[PATCH bpf-next v1 00/13] MAC and Audit policy using eBPF (KRSI)
Stephen Smalley
sds at tycho.nsa.gov
Tue Jan 14 16:54:34 UTC 2020
On 1/10/20 12:53 PM, Alexei Starovoitov wrote:
> On Fri, Jan 10, 2020 at 04:27:58PM +0100, KP Singh wrote:
>> On 09-Jan 14:47, Stephen Smalley wrote:
>>> On 1/9/20 2:43 PM, KP Singh wrote:
>>>> On 10-Jan 06:07, James Morris wrote:
>>>>> On Thu, 9 Jan 2020, Stephen Smalley wrote:
>>>>>
>>>>>> On 1/9/20 1:11 PM, James Morris wrote:
>>>>>>> On Wed, 8 Jan 2020, Stephen Smalley wrote:
>>>>>>>
>>>>>>>> The cover letter subject line and the Kconfig help text refer to it as a
>>>>>>>> BPF-based "MAC and Audit policy". It has an enforce config option that
>>>>>>>> enables the bpf programs to deny access, providing access control. IIRC,
>>>>>>>> in
>>>>>>>> the earlier discussion threads, the BPF maintainers suggested that Smack
>>>>>>>> and
>>>>>>>> other LSMs could be entirely re-implemented via it in the future, and that
>>>>>>>> such an implementation would be more optimal.
>>>>>>>
>>>>>>> In this case, the eBPF code is similar to a kernel module, rather than a
>>>>>>> loadable policy file. It's a loadable mechanism, rather than a policy, in
>>>>>>> my view.
>>>>>>
>>>>>> I thought you frowned on dynamically loadable LSMs for both security and
>>>>>> correctness reasons?
>>>>
>>>> Based on the feedback from the lists we've updated the design for v2.
>>>>
>>>> In v2, LSM hook callbacks are allocated dynamically using BPF
>>>> trampolines, appended to a separate security_hook_heads and run
>>>> only after the statically allocated hooks.
>>>>
>>>> The security_hook_heads for all the other LSMs (SELinux, AppArmor etc)

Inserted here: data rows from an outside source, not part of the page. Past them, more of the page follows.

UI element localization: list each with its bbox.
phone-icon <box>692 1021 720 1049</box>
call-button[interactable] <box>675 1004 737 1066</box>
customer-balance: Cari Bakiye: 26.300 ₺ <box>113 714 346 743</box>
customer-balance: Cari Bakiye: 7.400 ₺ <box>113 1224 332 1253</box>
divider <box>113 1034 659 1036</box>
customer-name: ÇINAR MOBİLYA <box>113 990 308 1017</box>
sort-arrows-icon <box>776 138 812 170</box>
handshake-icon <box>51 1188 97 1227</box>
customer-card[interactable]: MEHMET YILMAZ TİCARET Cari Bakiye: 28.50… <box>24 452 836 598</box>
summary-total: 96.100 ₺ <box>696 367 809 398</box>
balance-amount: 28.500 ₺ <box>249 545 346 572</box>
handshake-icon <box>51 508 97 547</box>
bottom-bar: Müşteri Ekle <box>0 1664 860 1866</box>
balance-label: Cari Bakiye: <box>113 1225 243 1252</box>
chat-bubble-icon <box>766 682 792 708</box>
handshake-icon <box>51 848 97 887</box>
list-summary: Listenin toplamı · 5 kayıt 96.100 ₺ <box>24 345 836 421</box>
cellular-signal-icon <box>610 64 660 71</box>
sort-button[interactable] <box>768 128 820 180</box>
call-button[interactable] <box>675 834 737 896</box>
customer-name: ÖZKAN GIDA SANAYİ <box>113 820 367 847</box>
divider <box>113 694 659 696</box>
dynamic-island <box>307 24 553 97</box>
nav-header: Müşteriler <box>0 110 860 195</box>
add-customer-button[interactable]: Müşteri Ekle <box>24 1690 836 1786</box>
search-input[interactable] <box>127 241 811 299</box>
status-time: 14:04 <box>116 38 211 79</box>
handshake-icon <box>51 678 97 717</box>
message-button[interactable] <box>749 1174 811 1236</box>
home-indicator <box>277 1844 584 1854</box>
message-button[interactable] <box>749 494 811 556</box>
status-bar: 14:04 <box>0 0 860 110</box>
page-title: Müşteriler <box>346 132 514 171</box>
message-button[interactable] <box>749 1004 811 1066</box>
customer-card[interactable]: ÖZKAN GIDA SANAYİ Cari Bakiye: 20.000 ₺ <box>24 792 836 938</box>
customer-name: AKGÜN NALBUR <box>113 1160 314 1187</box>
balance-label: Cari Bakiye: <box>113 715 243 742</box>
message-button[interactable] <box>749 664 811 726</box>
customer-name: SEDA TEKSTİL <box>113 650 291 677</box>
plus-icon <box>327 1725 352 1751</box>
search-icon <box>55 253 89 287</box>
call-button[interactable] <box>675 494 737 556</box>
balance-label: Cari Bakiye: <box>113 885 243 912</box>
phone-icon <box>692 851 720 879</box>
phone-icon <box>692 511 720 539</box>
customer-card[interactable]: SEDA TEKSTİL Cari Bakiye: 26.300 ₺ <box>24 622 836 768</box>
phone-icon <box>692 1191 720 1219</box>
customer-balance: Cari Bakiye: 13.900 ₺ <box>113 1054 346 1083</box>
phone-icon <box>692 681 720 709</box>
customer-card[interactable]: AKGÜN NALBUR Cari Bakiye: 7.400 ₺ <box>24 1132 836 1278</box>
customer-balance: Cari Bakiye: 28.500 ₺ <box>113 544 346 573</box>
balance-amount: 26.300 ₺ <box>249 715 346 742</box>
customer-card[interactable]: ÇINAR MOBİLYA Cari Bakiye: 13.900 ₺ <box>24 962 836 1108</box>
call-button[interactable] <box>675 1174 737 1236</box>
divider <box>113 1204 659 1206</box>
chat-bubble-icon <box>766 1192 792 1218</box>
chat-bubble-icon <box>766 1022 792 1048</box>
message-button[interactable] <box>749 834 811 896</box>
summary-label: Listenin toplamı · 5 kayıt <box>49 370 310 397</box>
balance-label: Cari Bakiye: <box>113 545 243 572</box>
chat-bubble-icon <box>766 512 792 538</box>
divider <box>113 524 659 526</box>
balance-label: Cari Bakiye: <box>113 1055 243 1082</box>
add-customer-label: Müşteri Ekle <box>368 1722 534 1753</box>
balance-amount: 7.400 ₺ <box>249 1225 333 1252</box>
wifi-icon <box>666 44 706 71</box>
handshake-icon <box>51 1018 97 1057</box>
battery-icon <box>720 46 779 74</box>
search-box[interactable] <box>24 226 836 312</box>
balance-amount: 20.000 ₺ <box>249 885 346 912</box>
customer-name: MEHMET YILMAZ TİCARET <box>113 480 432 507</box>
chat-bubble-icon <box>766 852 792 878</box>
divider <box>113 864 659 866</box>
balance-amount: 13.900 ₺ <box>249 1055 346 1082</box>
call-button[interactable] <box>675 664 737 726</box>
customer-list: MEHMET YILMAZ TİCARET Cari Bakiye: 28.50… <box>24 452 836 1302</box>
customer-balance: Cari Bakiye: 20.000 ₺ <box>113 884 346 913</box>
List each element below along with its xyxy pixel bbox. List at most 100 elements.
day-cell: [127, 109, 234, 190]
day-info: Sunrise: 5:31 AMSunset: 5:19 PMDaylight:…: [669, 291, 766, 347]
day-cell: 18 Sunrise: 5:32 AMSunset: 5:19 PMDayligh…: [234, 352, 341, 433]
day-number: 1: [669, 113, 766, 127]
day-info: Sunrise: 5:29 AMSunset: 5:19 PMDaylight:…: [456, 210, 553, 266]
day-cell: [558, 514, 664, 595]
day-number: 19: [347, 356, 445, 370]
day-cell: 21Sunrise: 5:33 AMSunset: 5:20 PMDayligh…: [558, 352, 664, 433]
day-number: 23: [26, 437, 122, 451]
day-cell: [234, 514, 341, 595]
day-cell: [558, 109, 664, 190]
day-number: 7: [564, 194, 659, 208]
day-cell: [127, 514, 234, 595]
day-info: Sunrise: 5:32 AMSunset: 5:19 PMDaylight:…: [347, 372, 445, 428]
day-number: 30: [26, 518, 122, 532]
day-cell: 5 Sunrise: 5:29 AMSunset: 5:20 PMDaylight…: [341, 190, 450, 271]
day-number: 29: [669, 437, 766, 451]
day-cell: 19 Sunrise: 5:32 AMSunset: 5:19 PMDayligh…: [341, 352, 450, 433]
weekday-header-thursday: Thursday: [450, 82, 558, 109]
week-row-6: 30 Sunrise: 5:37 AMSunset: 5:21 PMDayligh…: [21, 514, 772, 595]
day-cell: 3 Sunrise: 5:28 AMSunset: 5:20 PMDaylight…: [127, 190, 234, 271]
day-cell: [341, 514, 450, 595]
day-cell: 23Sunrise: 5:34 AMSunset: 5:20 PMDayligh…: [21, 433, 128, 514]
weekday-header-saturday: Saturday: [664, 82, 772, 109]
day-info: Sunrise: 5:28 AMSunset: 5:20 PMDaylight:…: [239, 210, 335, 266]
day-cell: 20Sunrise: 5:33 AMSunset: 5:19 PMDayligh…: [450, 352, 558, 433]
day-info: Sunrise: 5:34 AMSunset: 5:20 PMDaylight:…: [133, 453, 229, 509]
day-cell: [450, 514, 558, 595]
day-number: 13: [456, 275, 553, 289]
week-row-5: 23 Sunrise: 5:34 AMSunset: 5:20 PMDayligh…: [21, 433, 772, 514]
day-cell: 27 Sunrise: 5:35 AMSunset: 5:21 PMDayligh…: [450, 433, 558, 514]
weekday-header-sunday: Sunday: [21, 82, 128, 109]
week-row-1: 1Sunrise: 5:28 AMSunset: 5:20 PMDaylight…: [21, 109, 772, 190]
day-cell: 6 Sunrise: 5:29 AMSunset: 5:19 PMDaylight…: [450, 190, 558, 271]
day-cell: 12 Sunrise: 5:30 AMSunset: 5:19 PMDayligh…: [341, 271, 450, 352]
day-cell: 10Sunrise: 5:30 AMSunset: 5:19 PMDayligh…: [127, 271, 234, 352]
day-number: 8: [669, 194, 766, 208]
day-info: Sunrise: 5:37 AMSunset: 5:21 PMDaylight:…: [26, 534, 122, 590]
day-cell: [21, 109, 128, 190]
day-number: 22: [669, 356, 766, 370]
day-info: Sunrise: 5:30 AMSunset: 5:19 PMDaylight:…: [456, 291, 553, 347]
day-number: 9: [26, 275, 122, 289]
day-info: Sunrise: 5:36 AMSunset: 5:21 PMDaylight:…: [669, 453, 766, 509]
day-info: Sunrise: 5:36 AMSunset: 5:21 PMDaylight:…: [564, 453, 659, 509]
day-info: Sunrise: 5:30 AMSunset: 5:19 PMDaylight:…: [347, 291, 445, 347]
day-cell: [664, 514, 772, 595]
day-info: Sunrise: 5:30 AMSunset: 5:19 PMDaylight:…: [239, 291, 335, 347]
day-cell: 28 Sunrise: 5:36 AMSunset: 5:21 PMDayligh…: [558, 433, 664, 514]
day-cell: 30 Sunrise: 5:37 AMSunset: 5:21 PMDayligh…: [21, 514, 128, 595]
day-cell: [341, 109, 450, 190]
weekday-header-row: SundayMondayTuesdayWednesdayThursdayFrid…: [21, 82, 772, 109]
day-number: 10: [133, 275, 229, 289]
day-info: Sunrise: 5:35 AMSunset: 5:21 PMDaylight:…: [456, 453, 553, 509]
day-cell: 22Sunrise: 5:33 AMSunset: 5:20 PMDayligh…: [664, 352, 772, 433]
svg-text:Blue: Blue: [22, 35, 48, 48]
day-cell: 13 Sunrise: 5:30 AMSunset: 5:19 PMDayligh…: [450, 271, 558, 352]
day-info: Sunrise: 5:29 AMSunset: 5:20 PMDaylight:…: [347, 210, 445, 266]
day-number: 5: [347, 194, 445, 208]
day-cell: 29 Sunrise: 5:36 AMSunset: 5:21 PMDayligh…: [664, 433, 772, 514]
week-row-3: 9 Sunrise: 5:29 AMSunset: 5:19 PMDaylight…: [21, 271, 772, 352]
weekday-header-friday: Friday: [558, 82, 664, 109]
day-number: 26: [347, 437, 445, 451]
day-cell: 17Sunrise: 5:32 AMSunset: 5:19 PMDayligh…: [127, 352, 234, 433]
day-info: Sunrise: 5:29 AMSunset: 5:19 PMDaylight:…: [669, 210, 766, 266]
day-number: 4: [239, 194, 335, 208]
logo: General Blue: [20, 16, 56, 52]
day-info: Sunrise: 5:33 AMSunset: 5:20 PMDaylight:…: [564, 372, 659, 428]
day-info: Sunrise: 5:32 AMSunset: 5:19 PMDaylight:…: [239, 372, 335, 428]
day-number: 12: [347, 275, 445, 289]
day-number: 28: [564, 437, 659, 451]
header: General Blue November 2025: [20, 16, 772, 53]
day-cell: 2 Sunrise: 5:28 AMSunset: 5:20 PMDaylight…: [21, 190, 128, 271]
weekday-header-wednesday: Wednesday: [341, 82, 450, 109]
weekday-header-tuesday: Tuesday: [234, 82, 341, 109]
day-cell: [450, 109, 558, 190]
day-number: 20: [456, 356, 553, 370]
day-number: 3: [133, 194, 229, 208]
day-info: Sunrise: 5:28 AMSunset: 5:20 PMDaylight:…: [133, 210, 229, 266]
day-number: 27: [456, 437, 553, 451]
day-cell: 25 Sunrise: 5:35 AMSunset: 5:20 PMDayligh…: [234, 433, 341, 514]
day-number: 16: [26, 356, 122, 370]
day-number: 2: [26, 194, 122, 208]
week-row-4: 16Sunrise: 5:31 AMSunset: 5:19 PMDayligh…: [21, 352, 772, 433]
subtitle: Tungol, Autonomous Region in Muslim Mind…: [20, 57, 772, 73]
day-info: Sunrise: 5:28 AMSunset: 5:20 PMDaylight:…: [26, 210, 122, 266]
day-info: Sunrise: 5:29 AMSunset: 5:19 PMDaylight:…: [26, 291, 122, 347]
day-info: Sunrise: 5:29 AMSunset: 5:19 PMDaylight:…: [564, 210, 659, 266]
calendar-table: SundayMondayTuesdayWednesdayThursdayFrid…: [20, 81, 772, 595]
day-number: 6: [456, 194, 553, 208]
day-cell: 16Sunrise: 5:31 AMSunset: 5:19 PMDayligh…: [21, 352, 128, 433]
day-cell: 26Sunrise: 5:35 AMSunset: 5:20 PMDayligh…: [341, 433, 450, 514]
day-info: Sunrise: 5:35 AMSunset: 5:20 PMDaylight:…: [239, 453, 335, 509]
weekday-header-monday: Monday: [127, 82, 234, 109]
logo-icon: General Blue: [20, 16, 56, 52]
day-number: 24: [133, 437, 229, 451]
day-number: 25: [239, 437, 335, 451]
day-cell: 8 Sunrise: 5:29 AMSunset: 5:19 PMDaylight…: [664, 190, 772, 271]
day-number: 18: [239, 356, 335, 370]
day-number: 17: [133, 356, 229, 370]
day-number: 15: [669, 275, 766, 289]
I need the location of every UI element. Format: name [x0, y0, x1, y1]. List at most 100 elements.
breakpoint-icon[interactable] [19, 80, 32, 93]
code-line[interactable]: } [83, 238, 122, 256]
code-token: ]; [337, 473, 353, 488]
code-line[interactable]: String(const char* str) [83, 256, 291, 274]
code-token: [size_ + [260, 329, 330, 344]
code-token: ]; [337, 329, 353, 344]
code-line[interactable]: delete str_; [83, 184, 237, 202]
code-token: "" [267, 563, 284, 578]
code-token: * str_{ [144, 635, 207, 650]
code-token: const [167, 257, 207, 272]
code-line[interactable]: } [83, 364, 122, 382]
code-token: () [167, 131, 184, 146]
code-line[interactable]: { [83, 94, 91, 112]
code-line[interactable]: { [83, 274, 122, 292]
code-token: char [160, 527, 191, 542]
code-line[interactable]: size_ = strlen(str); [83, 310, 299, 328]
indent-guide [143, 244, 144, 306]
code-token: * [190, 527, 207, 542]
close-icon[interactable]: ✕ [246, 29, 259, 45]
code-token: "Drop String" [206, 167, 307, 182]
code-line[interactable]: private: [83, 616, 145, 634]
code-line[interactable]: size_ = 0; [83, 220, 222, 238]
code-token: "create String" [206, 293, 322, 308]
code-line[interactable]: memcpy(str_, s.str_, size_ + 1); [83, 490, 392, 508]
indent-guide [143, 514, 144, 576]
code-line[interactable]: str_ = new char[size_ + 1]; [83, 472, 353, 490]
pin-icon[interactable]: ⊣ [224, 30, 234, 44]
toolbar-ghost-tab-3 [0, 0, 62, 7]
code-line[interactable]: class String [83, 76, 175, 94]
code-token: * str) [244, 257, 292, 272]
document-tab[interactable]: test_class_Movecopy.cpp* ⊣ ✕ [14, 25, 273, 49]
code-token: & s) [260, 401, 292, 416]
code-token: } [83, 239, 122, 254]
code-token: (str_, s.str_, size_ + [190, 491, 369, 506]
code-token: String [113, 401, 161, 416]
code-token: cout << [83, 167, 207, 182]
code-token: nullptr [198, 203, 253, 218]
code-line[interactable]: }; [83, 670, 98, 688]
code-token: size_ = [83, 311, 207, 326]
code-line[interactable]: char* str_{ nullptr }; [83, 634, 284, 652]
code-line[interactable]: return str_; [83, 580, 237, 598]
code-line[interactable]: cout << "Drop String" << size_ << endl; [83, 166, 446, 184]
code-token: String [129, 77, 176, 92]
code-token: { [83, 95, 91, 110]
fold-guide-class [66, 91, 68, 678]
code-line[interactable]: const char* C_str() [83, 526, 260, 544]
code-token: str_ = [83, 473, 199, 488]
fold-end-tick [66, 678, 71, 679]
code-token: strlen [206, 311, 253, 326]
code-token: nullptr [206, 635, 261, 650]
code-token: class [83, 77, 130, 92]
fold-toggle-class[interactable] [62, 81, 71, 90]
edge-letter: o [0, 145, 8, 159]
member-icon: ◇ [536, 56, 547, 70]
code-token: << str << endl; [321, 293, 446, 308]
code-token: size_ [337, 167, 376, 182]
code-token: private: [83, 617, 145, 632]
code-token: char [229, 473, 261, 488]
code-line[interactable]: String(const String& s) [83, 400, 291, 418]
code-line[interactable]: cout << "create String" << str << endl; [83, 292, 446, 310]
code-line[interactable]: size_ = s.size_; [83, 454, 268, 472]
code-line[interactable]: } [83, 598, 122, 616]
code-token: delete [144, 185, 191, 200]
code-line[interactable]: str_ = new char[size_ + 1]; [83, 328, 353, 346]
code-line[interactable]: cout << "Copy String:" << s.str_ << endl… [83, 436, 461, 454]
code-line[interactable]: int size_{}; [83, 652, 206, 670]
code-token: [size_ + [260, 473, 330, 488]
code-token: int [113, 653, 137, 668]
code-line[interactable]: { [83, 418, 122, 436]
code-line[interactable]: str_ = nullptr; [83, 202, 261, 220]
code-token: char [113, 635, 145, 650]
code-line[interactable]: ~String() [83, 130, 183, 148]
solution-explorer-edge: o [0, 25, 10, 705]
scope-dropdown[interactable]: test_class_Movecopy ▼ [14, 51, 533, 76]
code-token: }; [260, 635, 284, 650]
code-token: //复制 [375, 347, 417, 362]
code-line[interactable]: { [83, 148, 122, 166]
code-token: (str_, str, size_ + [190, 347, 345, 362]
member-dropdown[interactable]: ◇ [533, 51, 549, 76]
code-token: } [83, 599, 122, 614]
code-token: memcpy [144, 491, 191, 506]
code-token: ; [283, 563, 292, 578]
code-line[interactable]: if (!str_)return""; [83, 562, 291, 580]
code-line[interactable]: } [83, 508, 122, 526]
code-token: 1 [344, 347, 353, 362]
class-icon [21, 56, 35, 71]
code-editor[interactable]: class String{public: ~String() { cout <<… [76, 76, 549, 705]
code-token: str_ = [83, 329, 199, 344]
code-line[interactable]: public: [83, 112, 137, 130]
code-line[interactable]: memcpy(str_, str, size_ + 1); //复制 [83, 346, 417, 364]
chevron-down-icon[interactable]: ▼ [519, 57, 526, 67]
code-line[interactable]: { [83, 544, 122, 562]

>>>> still remains __lsm_ro_after_init and cannot be modified. We are still
>>>> working on v2 (not ready for review yet) but the general idea can be
>>>> seen here:
>>>>
>>>> https://github.com/sinkap/linux-krsi/blob/patch/v1/trampoline_prototype/security/bpf/lsm.c
>>>>
>>>>>
>>>>> Evaluating the security impact of this is the next step. My understanding
>>>>> is that eBPF via BTF is constrained to read only access to hook
>>>>> parameters, and that its behavior would be entirely restrictive.
>>>>>
>>>>> I'd like to understand the security impact more fully, though. Can the
>>>>> eBPF code make arbitrary writes to the kernel, or read anything other than
>>>>> the correctly bounded LSM hook parameters?
>>>>>
>>>>
>>>> As mentioned, the BPF verifier does not allow writes to BTF types.
>>>>
>>>>>> And a traditional security module would necessarily fall
>>>>>> under GPL; is the eBPF code required to be likewise? If not, KRSI is a
>>>>>> gateway for proprietary LSMs...
>>>>>
>>>>> Right, we do not want this to be a GPL bypass.
>>>>
>>>> This is not intended to be a GPL bypass and the BPF verifier checks
>>>> for license compatibility of the loaded program with GPL.
>>>
>>> IIUC, it checks that the program is GPL compatible if it uses a function
>>> marked GPL-only. But what specifically is marked GPL-only that is required
>>> for eBPF programs using KRSI?
>>
>> Good point! If no-one objects, I can add it to the BPF_PROG_TYPE_LSM
>> specific verification for the v2 of the patch-set which would require
>> all BPF-LSM programs to be GPL.
>
> I don't think it's a good idea to enforce license on the program.
> The kernel doesn't do it for modules.
> For years all of BPF tracing progs were GPL because they have to use
> GPL-ed helpers to do anything meaningful.
> So for KRSI just make sure that all helpers are GPL-ed as well.
IIUC, the example eBPF code included in this patch series showed a
program that used a GPL-only helper for the purpose of reporting event
output to userspace. But it could have just as easily omitted the use of
that helper and still implemented its own arbitrary access control model
on the LSM hooks to which it attached. It seems like the question is
whether the kernel developers are ok with exposing the entire LSM hook
interface and all the associated data structures to non-GPLd code,
irrespective of what helpers it may or may not use.